Boston Housing Authority v. Cassio

Wilkins, CJ.

On August 29, 1996, the plaintiff, Boston Housing Authority (BHA), and the defendant, a tenant of the BHA, entered into an agreement for judgment (sometimes the agreement) in favor of the BHA in the BHA’s eviction action. The agreement provided that execution would not issue, however, unless a violation of any condition of the agreement thereafter occurred and, on motion of the BHA, a judge ordered that execution issue. Two weeks later, the BHA moved for the issuance of execution, contending that a condition of the agreement had been violated. See G. L. c. 239, § 10. A judge of the Boston Housing Court denied the motion. We transferred the BHA’s *113appeal here. We vacate the order denying the motion for issuance of execution.

The judge made findings which include the following. Paragraph two of the agreement provided that the tenant would “assure that all household members, including but not limited to Christine Cassio [the tenant’s then eighteen year old daughter], will refrain from harassment of other individuals lawfully on BHA property.” Christine’s earlier assault of another BHA resident led to the commencement of this BHA summary process action, resulting in the agreement for judgment.
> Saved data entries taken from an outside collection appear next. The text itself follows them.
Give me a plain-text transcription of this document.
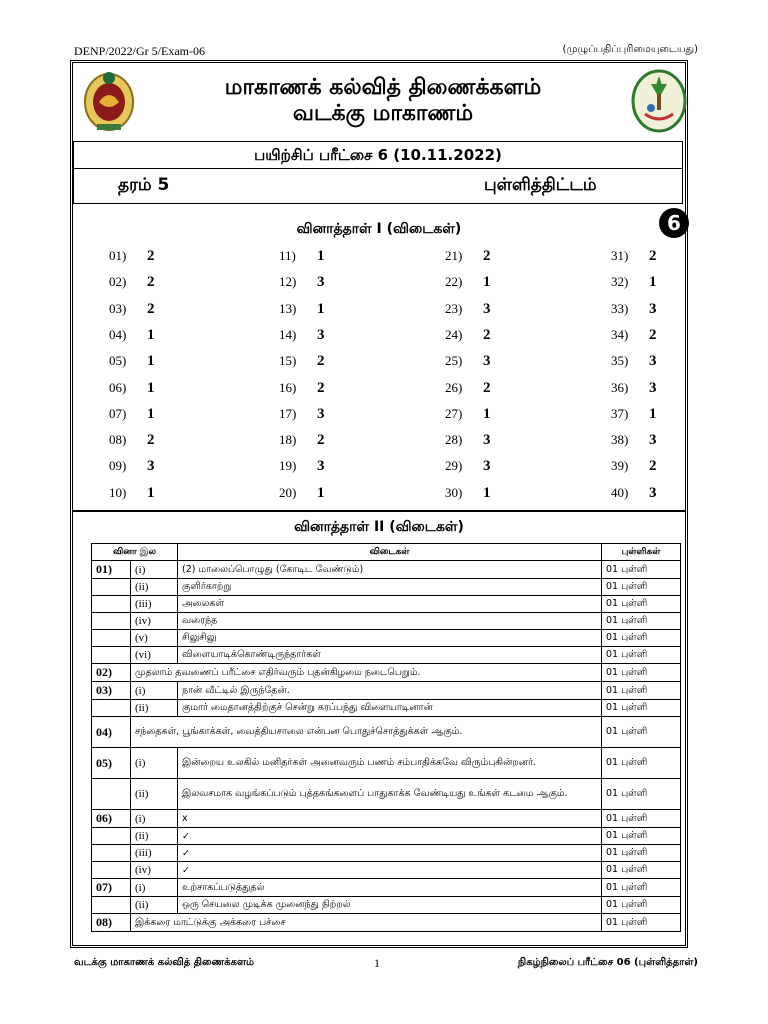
DENP/2022/Gr 5/Exam-06	(முழுப்பதிப்புரிமையுடையது)
மாகாணக் கல்வித் திணைக்களம்
வடக்கு மாகாணம்
பயிற்சிப் பரீட்சை 6 (10.11.2022)
தரம் 5	புள்ளித்திட்டம்
வினாத்தாள் I (விடைகள்)	6
01) 2
02) 2
03) 2
04) 1
05) 1
06) 1
07) 1
08) 2
09) 3
10) 1
11) 1
12) 3
13) 1
14) 3
15) 2
16) 2
17) 3
18) 2
19) 3
20) 1
21) 2
22) 1
23) 3
24) 2
25) 3
26) 2
27) 1
28) 3
29) 3
30) 1
31) 2
32) 1
33) 3
34) 2
35) 3
36) 3
37) 1
38) 3
39) 2
40) 3
வினாத்தாள் II (விடைகள்)
வினா இல		விடைகள்	புள்ளிகள்
01)	(i)	(2) மாலைப்பொழுது (கோடிட வேண்டும்)	01 புள்ளி
	(ii)	குளிர்காற்று	01 புள்ளி
	(iii)	அலைகள்	01 புள்ளி
	(iv)	வரைந்த	01 புள்ளி
	(v)	சிலுசிலு	01 புள்ளி
	(vi)	விளையாடிக்கொண்டிருந்தார்கள்	01 புள்ளி
02)	முதலாம் தவணைப் பரீட்சை எதிர்வரும் புதன்கிழமை நடைபெறும்.		01 புள்ளி
03)	(i)	நான் வீட்டில் இருந்தேன்.	01 புள்ளி
	(ii)	குமார் மைதானத்திற்குச் சென்று கரப்பந்து விளையாடினான்	01 புள்ளி
04)	சந்தைகள், பூங்காக்கள், வைத்தியசாலை என்பன பொதுச்சொத்துக்கள் ஆகும்.		01 புள்ளி
05)	(i)	இன்றைய உலகில் மனிதர்கள் அனைவரும் பணம் சம்பாதிக்கவே விரும்புகின்றனர்.	01 புள்ளி
	(ii)	இலவசமாக வழங்கப்படும் புத்தகங்களைப் பாதுகாக்க வேண்டியது உங்கள் கடமை ஆகும்.	01 புள்ளி
06)	(i)	x	01 புள்ளி
	(ii)	✓	01 புள்ளி
	(iii)	✓	01 புள்ளி
	(iv)	✓	01 புள்ளி
07)	(i)	உற்சாகப்படுத்துதல்	01 புள்ளி
	(ii)	ஒரு செயலை முடிக்க முனைந்து நிற்றல்	01 புள்ளி
08)	இக்கரை மாட்டுக்கு அக்கரை பச்சை		01 புள்ளி
வடக்கு மாகாணக் கல்வித் திணைக்களம்	1	நிகழ்நிலைப் பரீட்சை 06 (புள்ளித்தாள்)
On September 9, 1996, less than two weeks after the agreement for judgment was entered, Christine used spray paint to write a racial epithet on a wall of a pathway in the BHA development.

The judge ruled that the tenant could be evicted only if she reasonably could have foreseen and prevented her daughter’s unlawful conduct, citing Hodess v. Bonefont, 401 Mass. 693, 696-697 (1988). See Spence v. Gormley, 387 Mass. 258 (1982). The judge found that the tenant “was on notice and could have foreseen that Christine might engage in harassing conduct towards individuals lawfully on BHA property.” He concluded further that “[t]here was no evidence presented at the hearing, however, that, short of removing her daughter from the apartment, [the tenant] could have prevented Christine’s act of vandalism.”1

The judge erred in applying the standard prescribed in those cases. Spence v. Gormley, supra, concerned the issue whether a housing authority tenant could properly be evicted because of the unlawful conduct of a household member, conduct that constituted grounds for eviction under the tenant’s lease. Id. at 259-262. Because of the agreement for judgment entered in this case, the tenant’s eviction was not subject to the principles of Spence v. Gormley, supra at 263-264, interpreting “cause” in G. L. c. 121B, § 32. The question before the judge was whether the tenant was “in substantial violation of a material term . . . of the agreement for judgment.” G. L. c. 239, § 10. To consider the question of eviction in this case only under G. L. c. 121B, § 32, concerning cause for eviction (see Boston Hous. Auth. v. Bell, ante 108, 109 [1998]), would make nugatory the condition of the agreement on which the BHA relies, to which the tenant agreed, and which a judge approved.

*114The tenant assured the BHA that her daughter Christine would refrain from harassment of others lawfully on BHA property. Christine nevertheless did harass others lawfully on BHA property. The tenant’s assurance was not that she would prevent such conduct if she could reasonably do so. It was that the conduct would not occur. The judge erred in denying the BHA’s motion based on the tenant’s inability to control or prevent her daughter’s conduct.

The judge ordered that the agreement for judgment be amended to provide that the tenant not permit Christine to visit her in the development. He found that the tenant had immediately thrown her daughter (and her clothes) out of the apartment and told her not to return. The tenant next requested the BHA site manager to remove Christine’s name from the lease. The tenant, who had lived in the apartment for seventeen years and had two other, younger children living with her, testified (and presumably the judge found) that she would take all necessary action to ensure that Christine did not return to the development. The judge characterized the tenant’s action as responsible and decisive.

The BHA argues that the judge could not properly deny it possession of the premises based on the tenant’s attempt to remedy the situation after the agreement had been violated. Further, the BHA correctly argues that, in the circumstances, the agreement for judgment could not properly be amended without the BHA’s consent (and that of the tenant). See Kelton Corp. v. County of Worcester, 426 Mass. 355, 359 (1997), and cases cited. We cannot know what the judge would have done if he had realized that the agreement for judgment made the principles of Hodess v. Bonefont, supra, and Spence v. Gorm-ley, supra, inapplicable to this eviction proceeding. On this record, no equitable or other principle would have warranted the denial of possession to the BHA.

The order denying the motion for issuance of execution and modifying the agreement for judgment is vacated. Almost two years have passed since that order was entered. Circumstances may have changed. An order allowing the motion for issuance of execution shall be entered thirty days after the issuance of the rescript from this court, unless prior thereto the BHA and the tenant agree, with court approval, to some modification of *115the agreement for judgment or to some other settlement of the matter.

So ordered.

This statement places a burden of proof on the BHA. If the issue of preventability were properly involved in this case, the burden would be on the tenant. See Boston Hous. Auth. v. Bell, ante 108, 111 (1998).